EM: What’s some of the new programing you are establishing in Outpatient?
JK: We actually have had quite a bit of expansion in our Outpatient Programming over the last year. We now have an Adolescent Program in which we service teens on an outpatient basis with individual, group and family counseling.
Willingway has also begun providing a weekly group for Georgia Southern University students on the GSU campus. This group isn’t so much treatment as it is education and support. The university identifies students that are at risk and refers them to our group, where we are able to provide them with help and information. This allows the student access to care if they need it and also helps them to make changes to their life. We also are able to identify if anyone referred to us is at risk for “slipping down the slope,” so to speak. If a student is having more significant issues, we can refer them to our actual Outpatient Program, or really whatever level of care would be appropriate.

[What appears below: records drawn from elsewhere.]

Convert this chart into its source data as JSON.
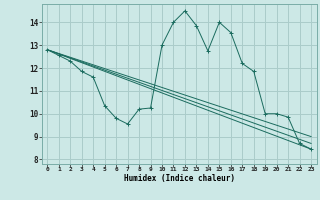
{
  "title": "",
  "xlabel": "Humidex (Indice chaleur)",
  "background_color": "#cce8e6",
  "grid_color": "#aaccca",
  "line_color": "#1a6b5e",
  "xlim": [
    -0.5,
    23.5
  ],
  "ylim": [
    7.8,
    14.8
  ],
  "yticks": [
    8,
    9,
    10,
    11,
    12,
    13,
    14
  ],
  "xticks": [
    0,
    1,
    2,
    3,
    4,
    5,
    6,
    7,
    8,
    9,
    10,
    11,
    12,
    13,
    14,
    15,
    16,
    17,
    18,
    19,
    20,
    21,
    22,
    23
  ],
  "line1_x": [
    0,
    1,
    2,
    3,
    4,
    5,
    6,
    7,
    8,
    9,
    10,
    11,
    12,
    13,
    14,
    15,
    16,
    17,
    18,
    19,
    20,
    21,
    22,
    23
  ],
  "line1_y": [
    12.8,
    12.55,
    12.3,
    11.85,
    11.6,
    10.35,
    9.8,
    9.55,
    10.2,
    10.25,
    13.0,
    14.0,
    14.5,
    13.85,
    12.75,
    14.0,
    13.55,
    12.2,
    11.85,
    10.0,
    10.0,
    9.85,
    8.7,
    8.45
  ],
  "line2_x": [
    0,
    23
  ],
  "line2_y": [
    12.8,
    8.45
  ],
  "line3_x": [
    0,
    23
  ],
  "line3_y": [
    12.8,
    8.7
  ],
  "line4_x": [
    0,
    23
  ],
  "line4_y": [
    12.8,
    9.0
  ]
}
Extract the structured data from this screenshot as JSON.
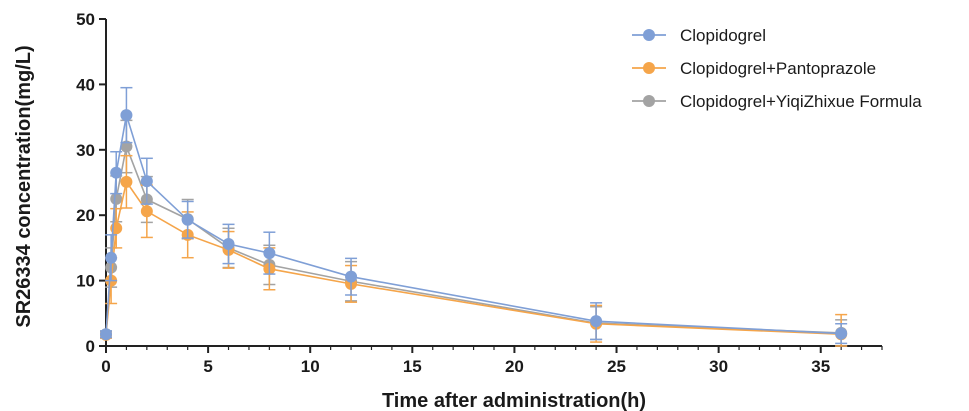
{
  "chart_data": {
    "type": "line",
    "xlabel": "Time after administration(h)",
    "ylabel": "SR26334 concentration(mg/L)",
    "xlim": [
      0,
      38
    ],
    "ylim": [
      0,
      50
    ],
    "xticks": [
      0,
      5,
      10,
      15,
      20,
      25,
      30,
      35
    ],
    "yticks": [
      0,
      10,
      20,
      30,
      40,
      50
    ],
    "grid": false,
    "legend_position": "top-right",
    "x": [
      0,
      0.25,
      0.5,
      1,
      2,
      4,
      6,
      8,
      12,
      24,
      36
    ],
    "series": [
      {
        "name": "Clopidogrel",
        "color": "#7f9fd6",
        "values": [
          1.8,
          13.5,
          26.5,
          35.3,
          25.2,
          19.3,
          15.6,
          14.2,
          10.6,
          3.8,
          1.9
        ],
        "errors": [
          0.5,
          3.5,
          3.2,
          4.2,
          3.5,
          2.8,
          3.0,
          3.2,
          2.8,
          2.8,
          1.5
        ]
      },
      {
        "name": "Clopidogrel+Pantoprazole",
        "color": "#f5a54a",
        "values": [
          1.7,
          10.0,
          18.0,
          25.1,
          20.6,
          17.0,
          14.7,
          11.8,
          9.5,
          3.4,
          1.8
        ],
        "errors": [
          0.5,
          3.5,
          3.0,
          4.0,
          4.0,
          3.5,
          2.8,
          3.2,
          2.8,
          2.8,
          3.0
        ]
      },
      {
        "name": "Clopidogrel+YiqiZhixue Formula",
        "color": "#a3a3a3",
        "values": [
          1.8,
          12.0,
          22.5,
          30.5,
          22.4,
          19.4,
          15.0,
          12.4,
          9.9,
          3.5,
          2.0
        ],
        "errors": [
          0.5,
          3.0,
          3.5,
          4.0,
          3.5,
          3.0,
          3.0,
          3.0,
          3.0,
          2.5,
          2.0
        ]
      }
    ]
  }
}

Irene Westenberg, CAC II, NDAC, runs our ORS program, which stands for “Opiate Reduction Services”. ORS assists individuals in the reduction of opioid medications as they strive towards full abstinence-based recovery. It is a unique program that provides clinical services and alternative therapies for pain relief to those who have become addicted to or physically dependent on prescribed opioid medications. What makes ORS so special is that we actually address the need to fill the absence created by the lowering or discontinuance of narcotic medications. ORS is a uniquely individualized solution to physical dependence on narcotics to relieve chronic pain.

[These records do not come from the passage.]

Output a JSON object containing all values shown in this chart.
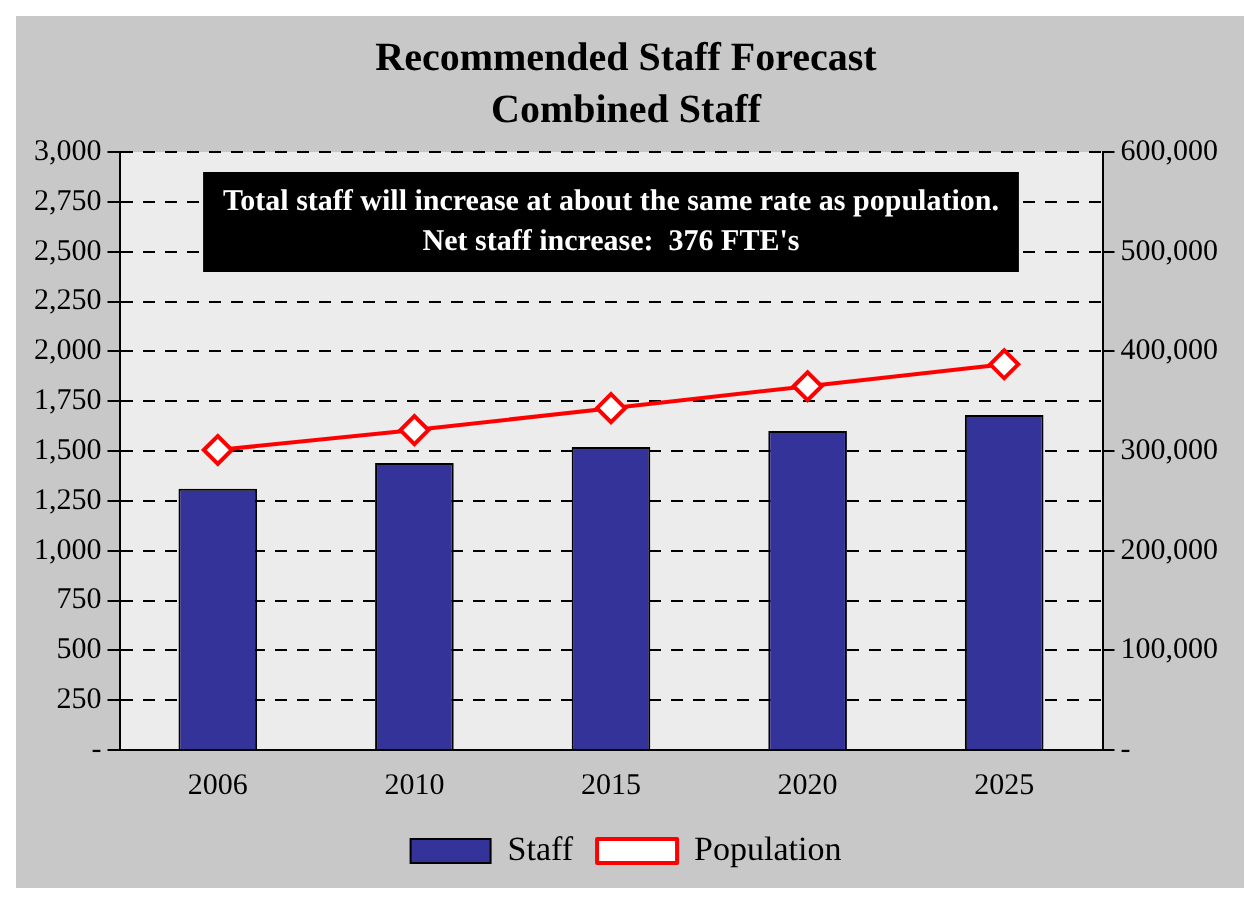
{
  "chart_data": {
    "type": "bar",
    "title": "Recommended Staff Forecast",
    "subtitle": "Combined Staff",
    "categories": [
      "2006",
      "2010",
      "2015",
      "2020",
      "2025"
    ],
    "series": [
      {
        "name": "Staff",
        "color": "#333399",
        "values": [
          1310,
          1440,
          1520,
          1600,
          1680
        ]
      },
      {
        "name": "Population",
        "type": "line",
        "axis": "y2",
        "color": "#ff0000",
        "marker": "diamond",
        "values": [
          301000,
          321000,
          343000,
          365000,
          387000
        ]
      }
    ],
    "ylim": [
      0,
      3000
    ],
    "yticks": [
      {
        "value": 0,
        "label": "-"
      },
      {
        "value": 250,
        "label": "250"
      },
      {
        "value": 500,
        "label": "500"
      },
      {
        "value": 750,
        "label": "750"
      },
      {
        "value": 1000,
        "label": "1,000"
      },
      {
        "value": 1250,
        "label": "1,250"
      },
      {
        "value": 1500,
        "label": "1,500"
      },
      {
        "value": 1750,
        "label": "1,750"
      },
      {
        "value": 2000,
        "label": "2,000"
      },
      {
        "value": 2250,
        "label": "2,250"
      },
      {
        "value": 2500,
        "label": "2,500"
      },
      {
        "value": 2750,
        "label": "2,750"
      },
      {
        "value": 3000,
        "label": "3,000"
      }
    ],
    "y2lim": [
      0,
      600000
    ],
    "y2ticks": [
      {
        "value": 0,
        "label": "-"
      },
      {
        "value": 100000,
        "label": "100,000"
      },
      {
        "value": 200000,
        "label": "200,000"
      },
      {
        "value": 300000,
        "label": "300,000"
      },
      {
        "value": 400000,
        "label": "400,000"
      },
      {
        "value": 500000,
        "label": "500,000"
      },
      {
        "value": 600000,
        "label": "600,000"
      }
    ],
    "annotations": [
      "Total staff will increase at about the same rate as population.  Net staff increase:  376 FTE's"
    ],
    "grid": "y",
    "legend": "bottom",
    "line_style": "solid"
  }
}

Lastly, we now have a Community Intensive Outpatient Group in the evenings that is separate from the Lodge. This has been specifically designed for people in our local recovery community or those transitioning into it. Outpatient treatment for these individuals tends to be shorter than that for the Lodge and because of that, treatment needs to be more intensive. We have an entire year to work with the men at the Lodge, so naturally group would look different for different populations. Hence the need for a separate outpatient program.
EM: What sets the Willingway Outpatient Program apart from others?

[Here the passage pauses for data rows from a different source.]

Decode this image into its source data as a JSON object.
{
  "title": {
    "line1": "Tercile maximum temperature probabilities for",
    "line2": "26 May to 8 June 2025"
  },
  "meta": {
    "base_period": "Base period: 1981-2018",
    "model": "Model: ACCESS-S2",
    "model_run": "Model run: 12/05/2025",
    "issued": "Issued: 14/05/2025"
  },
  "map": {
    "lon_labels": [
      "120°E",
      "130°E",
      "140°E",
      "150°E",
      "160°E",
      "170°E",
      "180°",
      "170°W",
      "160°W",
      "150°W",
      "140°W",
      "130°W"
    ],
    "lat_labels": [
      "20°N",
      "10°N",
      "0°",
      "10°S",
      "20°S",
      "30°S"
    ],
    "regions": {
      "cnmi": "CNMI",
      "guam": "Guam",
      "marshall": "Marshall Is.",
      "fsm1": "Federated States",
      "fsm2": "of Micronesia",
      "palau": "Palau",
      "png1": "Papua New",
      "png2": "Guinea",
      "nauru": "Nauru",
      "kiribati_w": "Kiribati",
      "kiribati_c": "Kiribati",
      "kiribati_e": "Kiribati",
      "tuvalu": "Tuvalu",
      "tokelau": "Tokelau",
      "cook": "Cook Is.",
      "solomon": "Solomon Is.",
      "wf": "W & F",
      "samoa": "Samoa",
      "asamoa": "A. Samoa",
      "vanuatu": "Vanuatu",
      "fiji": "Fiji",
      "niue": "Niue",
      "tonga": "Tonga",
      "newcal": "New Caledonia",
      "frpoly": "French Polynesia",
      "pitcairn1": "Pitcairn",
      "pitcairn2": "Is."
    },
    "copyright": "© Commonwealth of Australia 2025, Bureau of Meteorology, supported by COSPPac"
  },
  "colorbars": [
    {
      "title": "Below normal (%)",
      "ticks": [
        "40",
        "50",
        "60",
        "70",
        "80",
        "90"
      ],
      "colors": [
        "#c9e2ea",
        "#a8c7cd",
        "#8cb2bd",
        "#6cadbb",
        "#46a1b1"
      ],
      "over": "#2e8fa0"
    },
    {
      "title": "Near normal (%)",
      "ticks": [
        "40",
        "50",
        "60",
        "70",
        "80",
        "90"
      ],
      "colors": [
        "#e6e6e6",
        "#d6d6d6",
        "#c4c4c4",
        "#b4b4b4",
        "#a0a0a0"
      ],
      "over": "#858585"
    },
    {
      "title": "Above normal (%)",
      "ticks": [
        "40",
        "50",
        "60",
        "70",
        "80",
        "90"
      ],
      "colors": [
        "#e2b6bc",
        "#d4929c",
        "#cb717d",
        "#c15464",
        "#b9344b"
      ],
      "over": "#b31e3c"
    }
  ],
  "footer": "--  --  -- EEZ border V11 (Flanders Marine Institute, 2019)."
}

JK: The tradition of the hospital and the resources we have speak for themselves. Willingway will celebrate 47 years in August and I believe that speaks volumes. It shows a lot of credibility for our approach to drug and alcohol treatment. Moreover, the access to support and to the different levels of care we provide within our continuum is very unique and allows us to seamlessly transition our patients from one phase of their recovery to the next. I am a big believer in what we do here and am honored to be a part of Willingway. By being a part of this thing, I feel as though I am linked up to a wonderful network of professionals that teach me something new each day and continue to inspire me.